Murdoch Eyes Sale of Asset to Reduce Liberty’s Stake

Feb 7, 2005  •  Post A Comment

News Corp. Chairman Rupert Murdoch said last week he might consider selling an asset as a way to buy back shares purchased last year by Liberty Media and reduce Liberty’s stake in News Corp.

“We are very confident we can come to a friendly and fair resolution,” Mr. Murdoch told investors and analysts during a discussion of the company’s fiscal second-quarter results. “We may be able to take back and cancel some of their shares in return for some asset that they value more than we value.”

He added that News Corp. would not give up what he described as “big assets” to reduce Liberty’s stake in News Corp., nor will News Corp.’s “cupboards be cleaned up of all our cash,” he said.

Liberty last November doubled its stake in News Corp. to 18 percent from around 9 percent, triggering News Corp. to take measures to prevent a single shareholder from taking a large position in the company. Liberty is now the second-largest shareholder in News Corp. behind Mr. Murdoch and his family.

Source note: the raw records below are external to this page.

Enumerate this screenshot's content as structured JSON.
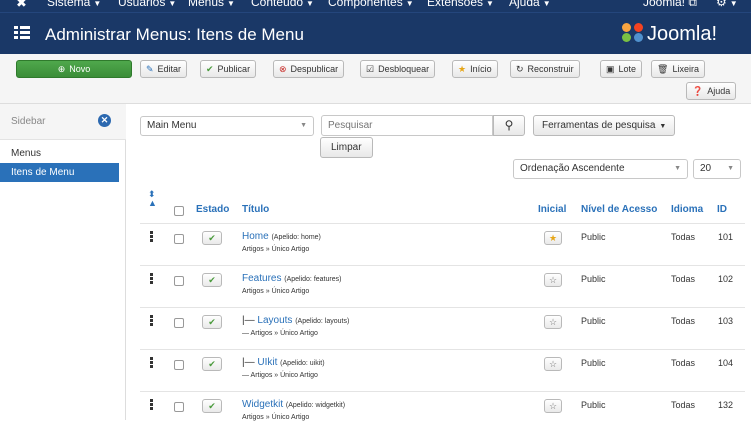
{
  "topnav": {
    "items": [
      "Sistema",
      "Usuários",
      "Menus",
      "Conteúdo",
      "Componentes",
      "Extensões",
      "Ajuda"
    ],
    "site_link": "Joomla! ⧉",
    "settings_icon": "gear-icon"
  },
  "header": {
    "title": "Administrar Menus: Itens de Menu",
    "brand": "Joomla!"
  },
  "toolbar": {
    "new": "Novo",
    "edit": "Editar",
    "publish": "Publicar",
    "unpublish": "Despublicar",
    "unlock": "Desbloquear",
    "home": "Início",
    "rebuild": "Reconstruir",
    "batch": "Lote",
    "trash": "Lixeira",
    "help": "Ajuda"
  },
  "sidebar": {
    "title": "Sidebar",
    "items": [
      {
        "label": "Menus",
        "active": false
      },
      {
        "label": "Itens de Menu",
        "active": true
      }
    ]
  },
  "filters": {
    "menu_select": "Main Menu",
    "search_placeholder": "Pesquisar",
    "search_tools": "Ferramentas de pesquisa",
    "clear": "Limpar",
    "ordering": "Ordenação Ascendente",
    "limit": "20"
  },
  "table": {
    "headers": {
      "status": "Estado",
      "title": "Título",
      "home": "Inicial",
      "access": "Nível de Acesso",
      "language": "Idioma",
      "id": "ID"
    },
    "rows": [
      {
        "title": "Home",
        "alias": "(Apelido: home)",
        "sub": "Artigos » Único Artigo",
        "home": true,
        "access": "Public",
        "language": "Todas",
        "id": "101"
      },
      {
        "title": "Features",
        "alias": "(Apelido: features)",
        "sub": "Artigos » Único Artigo",
        "home": false,
        "access": "Public",
        "language": "Todas",
        "id": "102"
      },
      {
        "prefix": "|— ",
        "title": "Layouts",
        "alias": "(Apelido: layouts)",
        "sub": "— Artigos » Único Artigo",
        "home": false,
        "access": "Public",
        "language": "Todas",
        "id": "103"
      },
      {
        "prefix": "|— ",
        "title": "UIkit",
        "alias": "(Apelido: uikit)",
        "sub": "— Artigos » Único Artigo",
        "home": false,
        "access": "Public",
        "language": "Todas",
        "id": "104"
      },
      {
        "title": "Widgetkit",
        "alias": "(Apelido: widgetkit)",
        "sub": "Artigos » Único Artigo",
        "home": false,
        "access": "Public",
        "language": "Todas",
        "id": "132"
      }
    ]
  },
  "colors": {
    "nav": "#1a3867",
    "accent": "#2a71b9",
    "new_button": "#46a046",
    "published": "#4a9a3c"
  }
}
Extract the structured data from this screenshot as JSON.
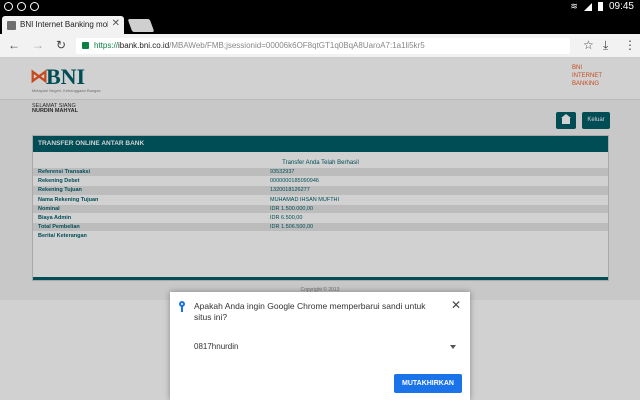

Observers have speculated that Liberty is trying to pressure News Corp. into giving up media assets to Liberty, which is trying to become more of an operator of assets.

Mr. Murdoch’s comments came as Fox Entertainment Group, the 82 percent News Corp.-controlled company that holds News Corp.’s U.S.-based entertainment assets, reported a 30 percent rise in fiscal second-quarter profit to $431 million, compared with a year-ago figure of $330 million. Revenue rose 17 percent to $3.9 billion.

News Corp. reported an 80 percent surge in fiscal second-quarter profit to $386 million, compared with a year-earlier profit of $215 million. Revenue for the three months ended Dec. 31 rose 18 percent to $6.6 billion. Fueling most of Fox Entertainment’s growth in the quarter were robust DVD sales of films and TV series such as “The Simpsons,” “Family Guy” and “24,” and strong performances at the company’s cable properties.

At the cable networks, Fox News Channel continued to be a major driver of growth, benefiting from increased ratings, higher advertising rates and higher affiliate fees.

The broadcast network was the laggard in the Fox Entertainment Group stable during the fiscal second quarter, with its weak ratings and softness in advertising revenue leading to disappointing results for both the network and Fox owned-and-operated television stations. However, News Corp. officials also said they expect the Fox Broadcasting Network to end the current television season as either No. 1 or a close No. 2 behind CBS.